Barbara Payton, whose career at this time was actually on the way up, does a good job as Meg. A few years later, she hit the skids, due to a series of unfortunate romances. She was juggling the abusive Tom Neal and Franchot Tone at the same time; Neal and Tone got into a huge fight during which Tone was badly injured and hospitalized. This hurt her reputation, and the rest is a sad story of abuse at the hands of Neal, drunkenness, prostitution, and bad checks.
Despite this being formulaic, it will hold your interest.

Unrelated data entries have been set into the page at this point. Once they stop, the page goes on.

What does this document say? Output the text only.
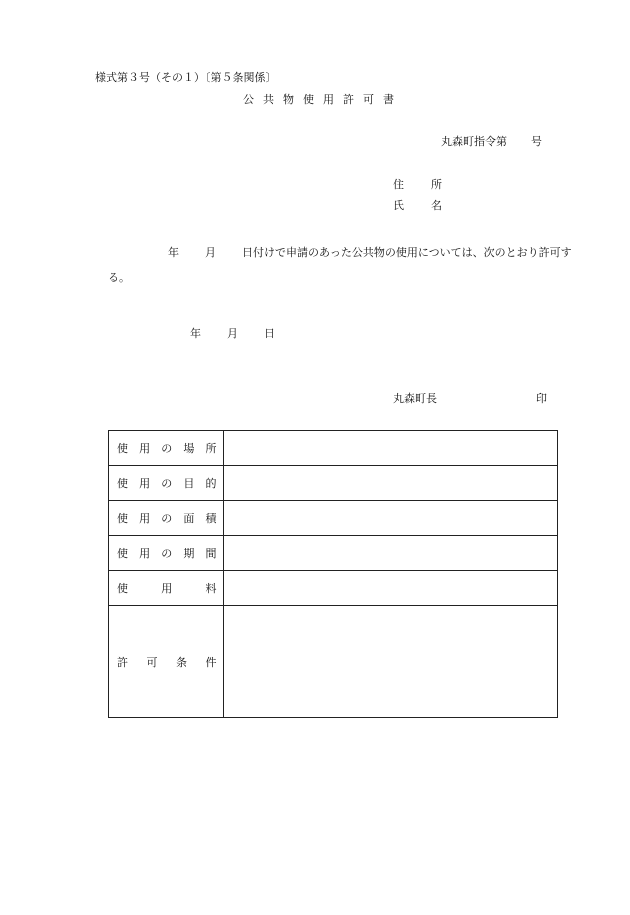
様式第３号（その１）〔第５条関係〕
公共物使用許可書
丸森町指令第 号
住 所
氏 名
年 月 日付けで申請のあった公共物の使用については、次のとおり許可する。
年 月 日
丸森町長	印
使 用 の 場 所	

使 用 の 目 的	

使 用 の 面 積	

使 用 の 期 間	

使 用 料	

許 可 条 件	
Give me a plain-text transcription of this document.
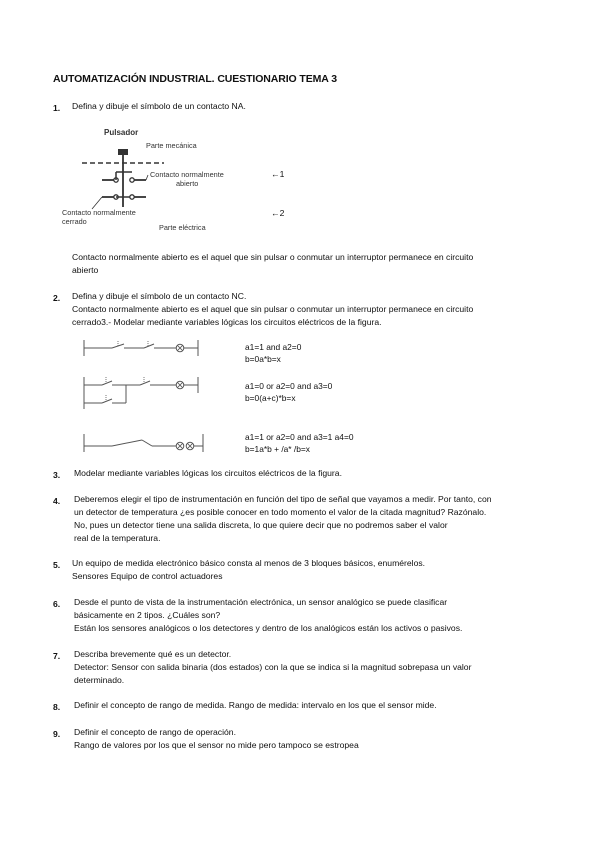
AUTOMATIZACIÓN INDUSTRIAL. CUESTIONARIO TEMA 3
1. Defina y dibuje el símbolo de un contacto NA.
Pulsador
Parte mecánica
Contacto normalmente
abierto
Contacto normalmente
cerrado
Parte eléctrica
←1
←2
Contacto normalmente abierto es el aquel que sin pulsar o conmutar un interruptor permanece en circuito
abierto
2. Defina y dibuje el símbolo de un contacto NC.
Contacto normalmente abierto es el aquel que sin pulsar o conmutar un interruptor permanece en circuito
cerrado3.- Modelar mediante variables lógicas los circuitos eléctricos de la figura.
a1=1 and a2=0
b=0a*b=x
a1=0 or a2=0 and a3=0
b=0(a+c)*b=x
a1=1 or a2=0 and a3=1 a4=0
b=1a*b + /a* /b=x
3. Modelar mediante variables lógicas los circuitos eléctricos de la figura.
4. Deberemos elegir el tipo de instrumentación en función del tipo de señal que vayamos a medir. Por tanto, con
un detector de temperatura ¿es posible conocer en todo momento el valor de la citada magnitud? Razónalo.
No, pues un detector tiene una salida discreta, lo que quiere decir que no podremos saber el valor
real de la temperatura.
5. Un equipo de medida electrónico básico consta al menos de 3 bloques básicos, enumérelos.
Sensores Equipo de control actuadores
6. Desde el punto de vista de la instrumentación electrónica, un sensor analógico se puede clasificar
básicamente en 2 tipos. ¿Cuáles son?
Están los sensores analógicos o los detectores y dentro de los analógicos están los activos o pasivos.
7. Describa brevemente qué es un detector.
Detector: Sensor con salida binaria (dos estados) con la que se indica si la magnitud sobrepasa un valor
determinado.
8. Definir el concepto de rango de medida. Rango de medida: intervalo en los que el sensor mide.
9. Definir el concepto de rango de operación.
Rango de valores por los que el sensor no mide pero tampoco se estropea
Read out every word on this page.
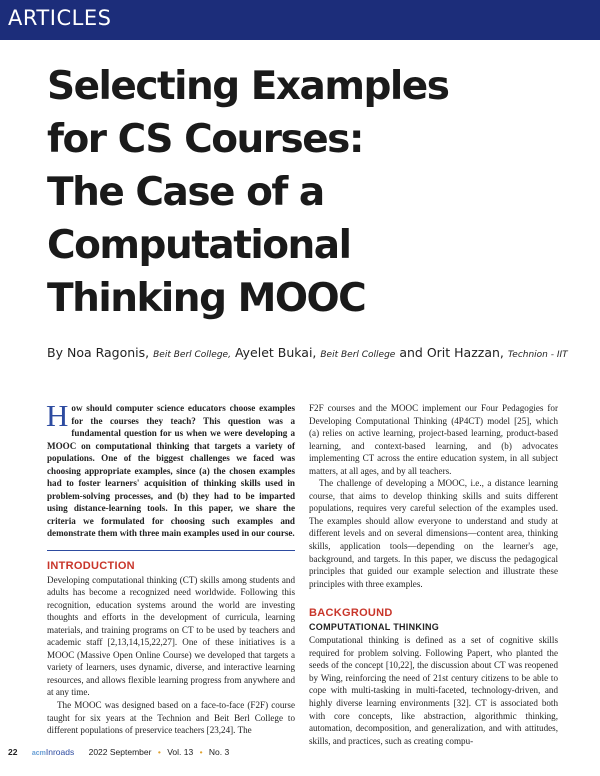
ARTICLES
Selecting Examples
for CS Courses:
The Case of a
Computational
Thinking MOOC
By Noa Ragonis, Beit Berl College, Ayelet Bukai, Beit Berl College and Orit Hazzan, Technion - IIT

How should computer science educators choose examples for the courses they teach? This question was a fundamental question for us when we were developing a MOOC on computational thinking that targets a variety of populations. One of the biggest challenges we faced was choosing appropriate examples, since (a) the chosen examples had to foster learners' acquisition of thinking skills used in problem-solving processes, and (b) they had to be imparted using distance-learning tools. In this paper, we share the criteria we formulated for choosing such examples and demonstrate them with three main examples used in our course.

INTRODUCTION

Developing computational thinking (CT) skills among students and adults has become a recognized need worldwide. Following this recognition, education systems around the world are investing thoughts and efforts in the development of curricula, learning materials, and training programs on CT to be used by teachers and academic staff [2,13,14,15,22,27]. One of these initiatives is a MOOC (Massive Open Online Course) we developed that targets a variety of learners, uses dynamic, diverse, and interactive learning resources, and allows flexible learning progress from anywhere and at any time.

The MOOC was designed based on a face-to-face (F2F) course taught for six years at the Technion and Beit Berl College to different populations of preservice teachers [23,24]. The

F2F courses and the MOOC implement our Four Pedagogies for Developing Computational Thinking (4P4CT) model [25], which (a) relies on active learning, project-based learning, product-based learning, and context-based learning, and (b) advocates implementing CT across the entire education system, in all subject matters, at all ages, and by all teachers.

The challenge of developing a MOOC, i.e., a distance learning course, that aims to develop thinking skills and suits different populations, requires very careful selection of the examples used. The examples should allow everyone to understand and study at different levels and on several dimensions—content area, thinking skills, application tools—depending on the learner's age, background, and targets. In this paper, we discuss the pedagogical principles that guided our example selection and illustrate these principles with three examples.

BACKGROUND
COMPUTATIONAL THINKING

Computational thinking is defined as a set of cognitive skills required for problem solving. Following Papert, who planted the seeds of the concept [10,22], the discussion about CT was reopened by Wing, reinforcing the need of 21st century citizens to be able to cope with multi-tasking in multi-faceted, technology-driven, and highly diverse learning environments [32]. CT is associated both with core concepts, like abstraction, algorithmic thinking, automation, decomposition, and generalization, and with attitudes, skills, and practices, such as creating compu-

22 acmInroads 2022 September • Vol. 13 • No. 3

This is not a film noir per se, though it has some nourish undercurrents and atmosphere. It is a bit of a downer because the lead is a scoundrel, his girl friend is a dolt, and there is not really anyone to admire. Lloyd Bridges plays the lead, and is more or less convincing, though hardly brilliant. But then the part gave him little scope anyway. The dame is Barbara Payton, who is not particularly enthralling. Payton had a terribly tragic life, dying at the age of only 39, after episodes of drug addiction, shop-lifting, and other symptoms of someone who was pretty totally messed-up. This film contains two remarkable and interesting film sequences, both shot on location. The first is inside the US Treasury in Washington, showing money being designed, processed and printed. (No mention of the Federal Reserve, so this is a bit puzzling.) The other is inside the large Los Angeles streetcar depot, where a dramatic chase and shootout take place. Streetcars must have been phased out not long afterwards, so this is rare footage. Bridges plays a jailed counterfeiter who is let out on condition that he exposes the people who are now 'using his plates' to print twenty dollar bills. A bewildering series of double-crosses and turning of tables takes place, all keeping one's attention, what with cops pretending to be crooks, and no one really knowing who is straight and who is not. John Hoyt is in this picture, as he was in so many others. He was a very nice man and did me a big favour when I was young. I was introduced to him by my very good aged friend of those days, Homer Croy, who wrote the Will Rogers movies, as Homer and Hoyt were old chums. Hoyt really did go out of his way to help people and was such a personable and pleasant person. I remember he wore a bow tie and was concerned to look smartly dressed. When I met him I had no idea of his film career, since there were no videos or DVDs in those days and hence no way to see old movies. Homer told me he was a well-known actor, but I had never heard of him at that time, since once a movie was out of the cinemas, it was gone gone gone. Even the stars rarely had cans of 35 mm of their finest work. Everything just disappeared into the vaults of the majors. I'm glad this film is no longer trapped in the vaults, despite its title. It was ably directed by Dick Fleischer and belongs in the canon along with the others.